EVALUATION OF THE VAPORIZATION ENERGY OF A DIESEL AND A BIODIESEL SPRAY VIA INFRARED IMAGING AND 1D MODEL

This paper deepens the study on fuel evaporation in a modern internal combustion engine fed with commercial diesel fuel and the biofuel rapeseed methyl ester (RME) by modeling and infrared diagnostics. A one-dimensional (1D) model has been coupled to experimental results of infrared imaging measurements carried out in a research compression ignition engine equipped with the head of a commercial diesel engine. Images of the in-cylinder processes have been recorded at different crank angles through the optical access in the piston. An infrared band-pass filter has been used to isolate the fuel vapor phase (3.4 m) and to analyze the spatial evolution and concentration of fuel in the combustion chamber.
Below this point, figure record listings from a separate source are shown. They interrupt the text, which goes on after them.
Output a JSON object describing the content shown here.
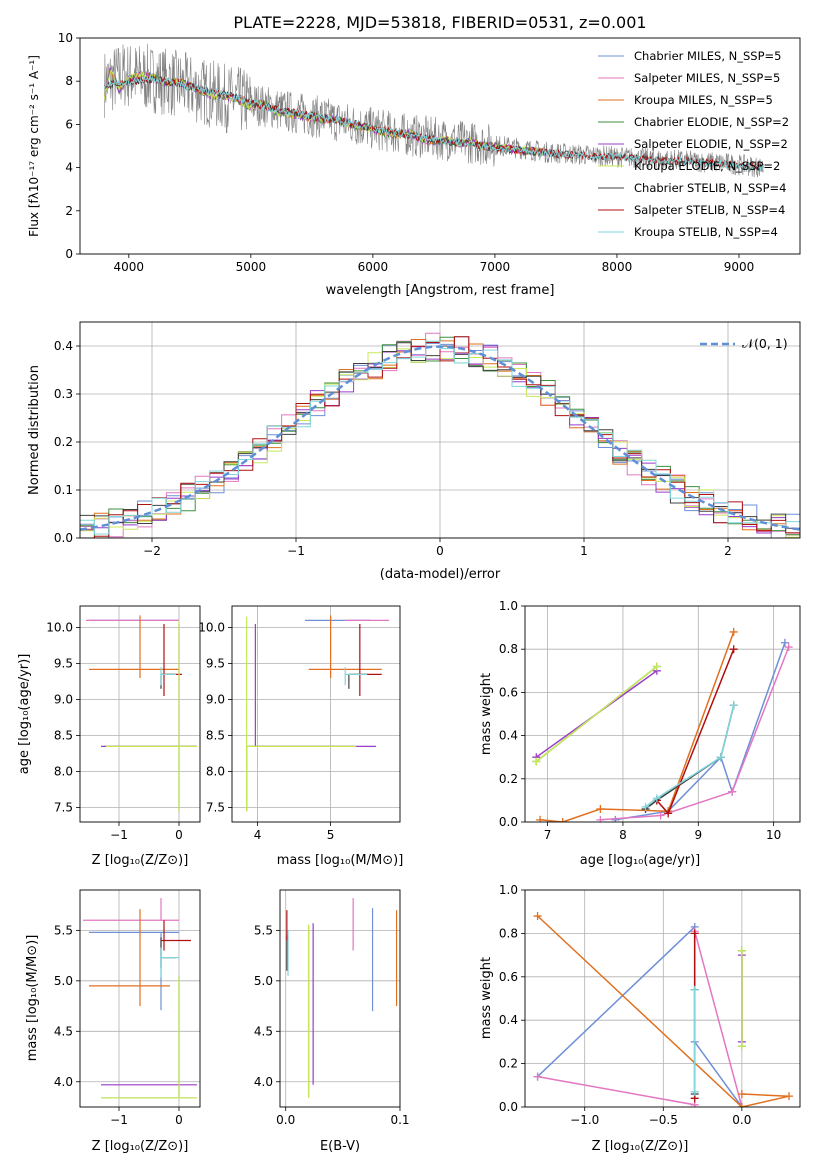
{
  "colors": {
    "Chabrier MILES": "#6f8fd6",
    "Salpeter MILES": "#e377c2",
    "Kroupa MILES": "#e07020",
    "Chabrier ELODIE": "#3e8f3e",
    "Salpeter ELODIE": "#9a3cc9",
    "Kroupa ELODIE": "#c8e85a",
    "Chabrier STELIB": "#404040",
    "Salpeter STELIB": "#b01010",
    "Kroupa STELIB": "#7fd6dc"
  },
  "chart_data": [
    {
      "id": "spectrum",
      "type": "line",
      "title": "PLATE=2228, MJD=53818, FIBERID=0531, z=0.001",
      "xlabel": "wavelength [Angstrom, rest frame]",
      "ylabel": "Flux [fλ10⁻¹⁷ erg cm⁻² s⁻¹ A⁻¹]",
      "xlim": [
        3600,
        9500
      ],
      "ylim": [
        0,
        10
      ],
      "xticks": [
        "4000",
        "5000",
        "6000",
        "7000",
        "8000",
        "9000"
      ],
      "yticks": [
        "0",
        "2",
        "4",
        "6",
        "8",
        "10"
      ],
      "legend_position": "top-right",
      "legend": [
        "Chabrier MILES, N_SSP=5",
        "Salpeter MILES, N_SSP=5",
        "Kroupa MILES, N_SSP=5",
        "Chabrier ELODIE, N_SSP=2",
        "Salpeter ELODIE, N_SSP=2",
        "Kroupa ELODIE, N_SSP=2",
        "Chabrier STELIB, N_SSP=4",
        "Salpeter STELIB, N_SSP=4",
        "Kroupa STELIB, N_SSP=4"
      ],
      "data_line": {
        "x": [
          3800,
          3950,
          4100,
          4300,
          4500,
          4800,
          5000,
          5300,
          5600,
          6000,
          6300,
          6600,
          6900,
          7200,
          7450,
          7700,
          8000,
          8300,
          8600,
          8900,
          9200
        ],
        "y": [
          7.9,
          8.3,
          8.2,
          8.0,
          7.7,
          7.2,
          7.0,
          6.6,
          6.3,
          5.8,
          5.5,
          5.3,
          5.1,
          4.9,
          4.7,
          4.6,
          4.5,
          4.4,
          4.3,
          4.2,
          4.0
        ]
      },
      "model_x": [
        3800,
        3850,
        3920,
        4000,
        4100,
        4200,
        4300,
        4400,
        4500,
        4600,
        4700,
        4800,
        4900,
        5000,
        5100,
        5200,
        5300,
        5400,
        5500,
        5600,
        5700,
        5800,
        5900,
        6000,
        6100,
        6200,
        6300,
        6400,
        6500,
        6600,
        6700,
        6800,
        6900,
        7000,
        7100,
        7200,
        7300,
        7400
      ],
      "model_y": [
        7.3,
        8.6,
        7.6,
        8.1,
        8.3,
        8.2,
        7.9,
        8.0,
        7.8,
        7.5,
        7.3,
        7.3,
        7.1,
        6.8,
        7.0,
        6.6,
        6.5,
        6.4,
        6.3,
        6.2,
        6.3,
        6.0,
        5.9,
        5.8,
        5.6,
        5.5,
        5.6,
        5.3,
        5.2,
        5.3,
        5.1,
        5.2,
        5.0,
        5.0,
        4.9,
        4.8,
        4.8,
        4.7
      ],
      "stelib_x": [
        3800,
        4000,
        4200,
        4400,
        4600,
        4800,
        5000,
        5200,
        5400,
        5600,
        5800,
        6000,
        6200,
        6400,
        6600,
        6800,
        7000,
        7200,
        7400,
        7600,
        7800,
        8000,
        8200,
        8400,
        8600,
        8800,
        9000,
        9200
      ],
      "stelib_y": [
        7.8,
        8.0,
        8.1,
        7.9,
        7.6,
        7.4,
        7.0,
        6.7,
        6.5,
        6.3,
        6.1,
        5.8,
        5.6,
        5.4,
        5.2,
        5.1,
        4.9,
        4.8,
        4.7,
        4.6,
        4.5,
        4.5,
        4.4,
        4.3,
        4.3,
        4.2,
        4.1,
        4.0
      ]
    },
    {
      "id": "residuals",
      "type": "line",
      "xlabel": "(data-model)/error",
      "ylabel": "Normed distribution",
      "xlim": [
        -2.5,
        2.5
      ],
      "ylim": [
        0,
        0.45
      ],
      "xticks": [
        "−2",
        "−1",
        "0",
        "1",
        "2"
      ],
      "yticks": [
        "0.0",
        "0.1",
        "0.2",
        "0.3",
        "0.4"
      ],
      "legend_position": "top-right",
      "legend": [
        "𝒩(0, 1)"
      ],
      "bin_width": 0.1,
      "grid": true
    },
    {
      "id": "age-vs-Z",
      "type": "scatter",
      "xlabel": "Z [log₁₀(Z/Z⊙)]",
      "ylabel": "age  [log₁₀(age/yr)]",
      "xlim": [
        -1.65,
        0.35
      ],
      "ylim": [
        7.3,
        10.3
      ],
      "xticks": [
        "−1",
        "0"
      ],
      "yticks": [
        "7.5",
        "8.0",
        "8.5",
        "9.0",
        "9.5",
        "10.0"
      ],
      "grid": true,
      "errorbars": [
        {
          "series": "Chabrier MILES",
          "x": -0.3,
          "y": 10.1,
          "xerr": [
            1.2,
            0.3
          ],
          "yerr": [
            0.0,
            0.0
          ]
        },
        {
          "series": "Salpeter MILES",
          "x": -0.3,
          "y": 10.1,
          "xerr": [
            1.25,
            0.3
          ],
          "yerr": [
            0.0,
            0.0
          ]
        },
        {
          "series": "Kroupa MILES",
          "x": -0.65,
          "y": 9.42,
          "xerr": [
            0.85,
            0.65
          ],
          "yerr": [
            0.12,
            0.75
          ]
        },
        {
          "series": "Chabrier STELIB",
          "x": -0.3,
          "y": 9.35,
          "xerr": [
            0.0,
            0.22
          ],
          "yerr": [
            0.2,
            0.0
          ]
        },
        {
          "series": "Salpeter STELIB",
          "x": -0.25,
          "y": 9.35,
          "xerr": [
            0.05,
            0.3
          ],
          "yerr": [
            0.3,
            0.7
          ]
        },
        {
          "series": "Kroupa STELIB",
          "x": -0.3,
          "y": 9.35,
          "xerr": [
            0.0,
            0.25
          ],
          "yerr": [
            0.15,
            0.1
          ]
        },
        {
          "series": "Chabrier ELODIE",
          "x": 0.0,
          "y": 8.35,
          "xerr": [
            1.25,
            0.3
          ],
          "yerr": [
            0.9,
            0.0
          ]
        },
        {
          "series": "Salpeter ELODIE",
          "x": 0.0,
          "y": 8.35,
          "xerr": [
            1.3,
            0.3
          ],
          "yerr": [
            0.0,
            1.7
          ]
        },
        {
          "series": "Kroupa ELODIE",
          "x": 0.0,
          "y": 8.35,
          "xerr": [
            1.22,
            0.3
          ],
          "yerr": [
            0.9,
            1.75
          ]
        }
      ]
    },
    {
      "id": "age-vs-mass",
      "type": "scatter",
      "xlabel": "mass [log₁₀(M/M⊙)]",
      "ylabel": "",
      "xlim": [
        3.65,
        5.95
      ],
      "ylim": [
        7.3,
        10.3
      ],
      "xticks": [
        "4",
        "5"
      ],
      "yticks": [
        "7.5",
        "8.0",
        "8.5",
        "9.0",
        "9.5",
        "10.0"
      ],
      "grid": true,
      "errorbars": [
        {
          "series": "Chabrier MILES",
          "x": 5.2,
          "y": 10.1,
          "xerr": [
            0.55,
            0.35
          ],
          "yerr": [
            0.0,
            0.0
          ]
        },
        {
          "series": "Salpeter MILES",
          "x": 5.5,
          "y": 10.1,
          "xerr": [
            0.3,
            0.3
          ],
          "yerr": [
            0.0,
            0.0
          ]
        },
        {
          "series": "Kroupa MILES",
          "x": 5.0,
          "y": 9.42,
          "xerr": [
            0.3,
            0.7
          ],
          "yerr": [
            0.12,
            0.75
          ]
        },
        {
          "series": "Chabrier STELIB",
          "x": 5.25,
          "y": 9.35,
          "xerr": [
            0.0,
            0.25
          ],
          "yerr": [
            0.2,
            0.0
          ]
        },
        {
          "series": "Salpeter STELIB",
          "x": 5.4,
          "y": 9.35,
          "xerr": [
            0.1,
            0.3
          ],
          "yerr": [
            0.3,
            0.7
          ]
        },
        {
          "series": "Kroupa STELIB",
          "x": 5.2,
          "y": 9.35,
          "xerr": [
            0.0,
            0.3
          ],
          "yerr": [
            0.15,
            0.1
          ]
        },
        {
          "series": "Chabrier ELODIE",
          "x": 3.85,
          "y": 8.35,
          "xerr": [
            0.0,
            1.5
          ],
          "yerr": [
            0.9,
            0.0
          ]
        },
        {
          "series": "Salpeter ELODIE",
          "x": 3.97,
          "y": 8.35,
          "xerr": [
            0.0,
            1.65
          ],
          "yerr": [
            0.0,
            1.7
          ]
        },
        {
          "series": "Kroupa ELODIE",
          "x": 3.85,
          "y": 8.35,
          "xerr": [
            0.0,
            1.5
          ],
          "yerr": [
            0.9,
            1.8
          ]
        }
      ]
    },
    {
      "id": "massweight-vs-age",
      "type": "line",
      "xlabel": "age  [log₁₀(age/yr)]",
      "ylabel": "mass weight",
      "xlim": [
        6.7,
        10.35
      ],
      "ylim": [
        0,
        1
      ],
      "xticks": [
        "7",
        "8",
        "9",
        "10"
      ],
      "yticks": [
        "0.0",
        "0.2",
        "0.4",
        "0.6",
        "0.8",
        "1.0"
      ],
      "grid": true,
      "series": [
        {
          "name": "Chabrier MILES",
          "x": [
            7.9,
            8.6,
            9.3,
            9.45,
            10.15
          ],
          "y": [
            0.01,
            0.05,
            0.3,
            0.14,
            0.83
          ]
        },
        {
          "name": "Salpeter MILES",
          "x": [
            7.7,
            8.5,
            9.45,
            10.2
          ],
          "y": [
            0.01,
            0.03,
            0.14,
            0.81
          ]
        },
        {
          "name": "Kroupa MILES",
          "x": [
            6.9,
            7.2,
            7.7,
            8.6,
            9.47
          ],
          "y": [
            0.01,
            0.0,
            0.06,
            0.05,
            0.88
          ]
        },
        {
          "name": "Chabrier ELODIE",
          "x": [
            6.85,
            8.45
          ],
          "y": [
            0.28,
            0.72
          ]
        },
        {
          "name": "Salpeter ELODIE",
          "x": [
            6.85,
            8.45
          ],
          "y": [
            0.3,
            0.7
          ]
        },
        {
          "name": "Kroupa ELODIE",
          "x": [
            6.85,
            8.45
          ],
          "y": [
            0.28,
            0.72
          ]
        },
        {
          "name": "Chabrier STELIB",
          "x": [
            8.3,
            8.45,
            9.3,
            9.47
          ],
          "y": [
            0.06,
            0.1,
            0.3,
            0.54
          ]
        },
        {
          "name": "Salpeter STELIB",
          "x": [
            8.45,
            8.6,
            9.47
          ],
          "y": [
            0.1,
            0.04,
            0.8
          ]
        },
        {
          "name": "Kroupa STELIB",
          "x": [
            8.3,
            8.45,
            9.3,
            9.47
          ],
          "y": [
            0.07,
            0.11,
            0.3,
            0.54
          ]
        }
      ]
    },
    {
      "id": "mass-vs-Z",
      "type": "scatter",
      "xlabel": "Z [log₁₀(Z/Z⊙)]",
      "ylabel": "mass [log₁₀(M/M⊙)]",
      "xlim": [
        -1.65,
        0.35
      ],
      "ylim": [
        3.75,
        5.9
      ],
      "xticks": [
        "−1",
        "0"
      ],
      "yticks": [
        "4.0",
        "4.5",
        "5.0",
        "5.5"
      ],
      "grid": true,
      "errorbars": [
        {
          "series": "Chabrier MILES",
          "x": -0.3,
          "y": 5.48,
          "xerr": [
            1.2,
            0.3
          ],
          "yerr": [
            0.77,
            0.0
          ]
        },
        {
          "series": "Salpeter MILES",
          "x": -0.3,
          "y": 5.6,
          "xerr": [
            1.3,
            0.3
          ],
          "yerr": [
            0.0,
            0.22
          ]
        },
        {
          "series": "Kroupa MILES",
          "x": -0.65,
          "y": 4.95,
          "xerr": [
            0.85,
            0.5
          ],
          "yerr": [
            0.2,
            0.76
          ]
        },
        {
          "series": "Chabrier STELIB",
          "x": -0.3,
          "y": 5.23,
          "xerr": [
            0.0,
            0.25
          ],
          "yerr": [
            0.1,
            0.2
          ]
        },
        {
          "series": "Salpeter STELIB",
          "x": -0.25,
          "y": 5.4,
          "xerr": [
            0.05,
            0.45
          ],
          "yerr": [
            0.1,
            0.2
          ]
        },
        {
          "series": "Kroupa STELIB",
          "x": -0.3,
          "y": 5.23,
          "xerr": [
            0.0,
            0.3
          ],
          "yerr": [
            0.2,
            0.1
          ]
        },
        {
          "series": "Chabrier ELODIE",
          "x": 0.0,
          "y": 3.84,
          "xerr": [
            1.3,
            0.3
          ],
          "yerr": [
            0.0,
            1.2
          ]
        },
        {
          "series": "Salpeter ELODIE",
          "x": 0.0,
          "y": 3.97,
          "xerr": [
            1.3,
            0.3
          ],
          "yerr": [
            0.0,
            0.0
          ]
        },
        {
          "series": "Kroupa ELODIE",
          "x": 0.0,
          "y": 3.84,
          "xerr": [
            1.3,
            0.3
          ],
          "yerr": [
            0.0,
            1.2
          ]
        }
      ]
    },
    {
      "id": "mass-vs-ebv",
      "type": "scatter",
      "xlabel": "E(B-V)",
      "ylabel": "",
      "xlim": [
        -0.005,
        0.1
      ],
      "ylim": [
        3.75,
        5.9
      ],
      "xticks": [
        "0.0",
        "0.1"
      ],
      "yticks": [
        "4.0",
        "4.5",
        "5.0",
        "5.5"
      ],
      "grid": true,
      "errorbars": [
        {
          "series": "Chabrier MILES",
          "x": 0.076,
          "y": 5.25,
          "xerr": [
            0,
            0
          ],
          "yerr": [
            0.55,
            0.47
          ]
        },
        {
          "series": "Salpeter MILES",
          "x": 0.059,
          "y": 5.45,
          "xerr": [
            0,
            0
          ],
          "yerr": [
            0.15,
            0.37
          ]
        },
        {
          "series": "Kroupa MILES",
          "x": 0.097,
          "y": 5.2,
          "xerr": [
            0,
            0
          ],
          "yerr": [
            0.45,
            0.5
          ]
        },
        {
          "series": "Chabrier STELIB",
          "x": 0.001,
          "y": 5.3,
          "xerr": [
            0,
            0
          ],
          "yerr": [
            0.2,
            0.15
          ]
        },
        {
          "series": "Salpeter STELIB",
          "x": 0.001,
          "y": 5.5,
          "xerr": [
            0,
            0
          ],
          "yerr": [
            0.1,
            0.2
          ]
        },
        {
          "series": "Kroupa STELIB",
          "x": 0.002,
          "y": 5.3,
          "xerr": [
            0,
            0
          ],
          "yerr": [
            0.25,
            0.2
          ]
        },
        {
          "series": "Chabrier ELODIE",
          "x": 0.02,
          "y": 4.7,
          "xerr": [
            0,
            0
          ],
          "yerr": [
            0.85,
            0.85
          ]
        },
        {
          "series": "Salpeter ELODIE",
          "x": 0.024,
          "y": 4.77,
          "xerr": [
            0,
            0
          ],
          "yerr": [
            0.8,
            0.8
          ]
        },
        {
          "series": "Kroupa ELODIE",
          "x": 0.02,
          "y": 4.7,
          "xerr": [
            0,
            0
          ],
          "yerr": [
            0.86,
            0.86
          ]
        }
      ]
    },
    {
      "id": "massweight-vs-Z",
      "type": "line",
      "xlabel": "Z [log₁₀(Z/Z⊙)]",
      "ylabel": "mass weight",
      "xlim": [
        -1.38,
        0.37
      ],
      "ylim": [
        0,
        1
      ],
      "xticks": [
        "−1.0",
        "−0.5",
        "0.0"
      ],
      "yticks": [
        "0.0",
        "0.2",
        "0.4",
        "0.6",
        "0.8",
        "1.0"
      ],
      "grid": true,
      "series": [
        {
          "name": "Chabrier MILES",
          "x": [
            -1.3,
            -0.3,
            -0.3,
            0.0
          ],
          "y": [
            0.14,
            0.83,
            0.3,
            0.0
          ]
        },
        {
          "name": "Salpeter MILES",
          "x": [
            -1.3,
            -0.3,
            -0.3,
            0.0
          ],
          "y": [
            0.14,
            0.01,
            0.81,
            0.0
          ]
        },
        {
          "name": "Kroupa MILES",
          "x": [
            -1.3,
            0.0,
            0.3,
            0.0
          ],
          "y": [
            0.88,
            0.0,
            0.05,
            0.06
          ]
        },
        {
          "name": "Chabrier ELODIE",
          "x": [
            0.0,
            0.0
          ],
          "y": [
            0.72,
            0.28
          ]
        },
        {
          "name": "Salpeter ELODIE",
          "x": [
            0.0,
            0.0
          ],
          "y": [
            0.7,
            0.3
          ]
        },
        {
          "name": "Kroupa ELODIE",
          "x": [
            0.0,
            0.0
          ],
          "y": [
            0.72,
            0.28
          ]
        },
        {
          "name": "Chabrier STELIB",
          "x": [
            -0.3,
            -0.3
          ],
          "y": [
            0.54,
            0.06
          ]
        },
        {
          "name": "Salpeter STELIB",
          "x": [
            -0.3,
            -0.3
          ],
          "y": [
            0.8,
            0.04
          ]
        },
        {
          "name": "Kroupa STELIB",
          "x": [
            -0.3,
            -0.3
          ],
          "y": [
            0.54,
            0.07
          ]
        }
      ]
    }
  ]
}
On the other hand, a 1D model of fuel injection has been implemented to calculate the instantaneous fuel vapor mass and the evaporation rate. The energy required for the vaporization of the fuel and its contribution to the calculated rate of heat release in the cylinder has been evaluated. Model results of fuel concentration inside the jet structure are in line with qualitative infrared data. A slower evaporation rate has been estimated for RME and a correspondence between the peak of evaporation rate and the IR signal has been noted.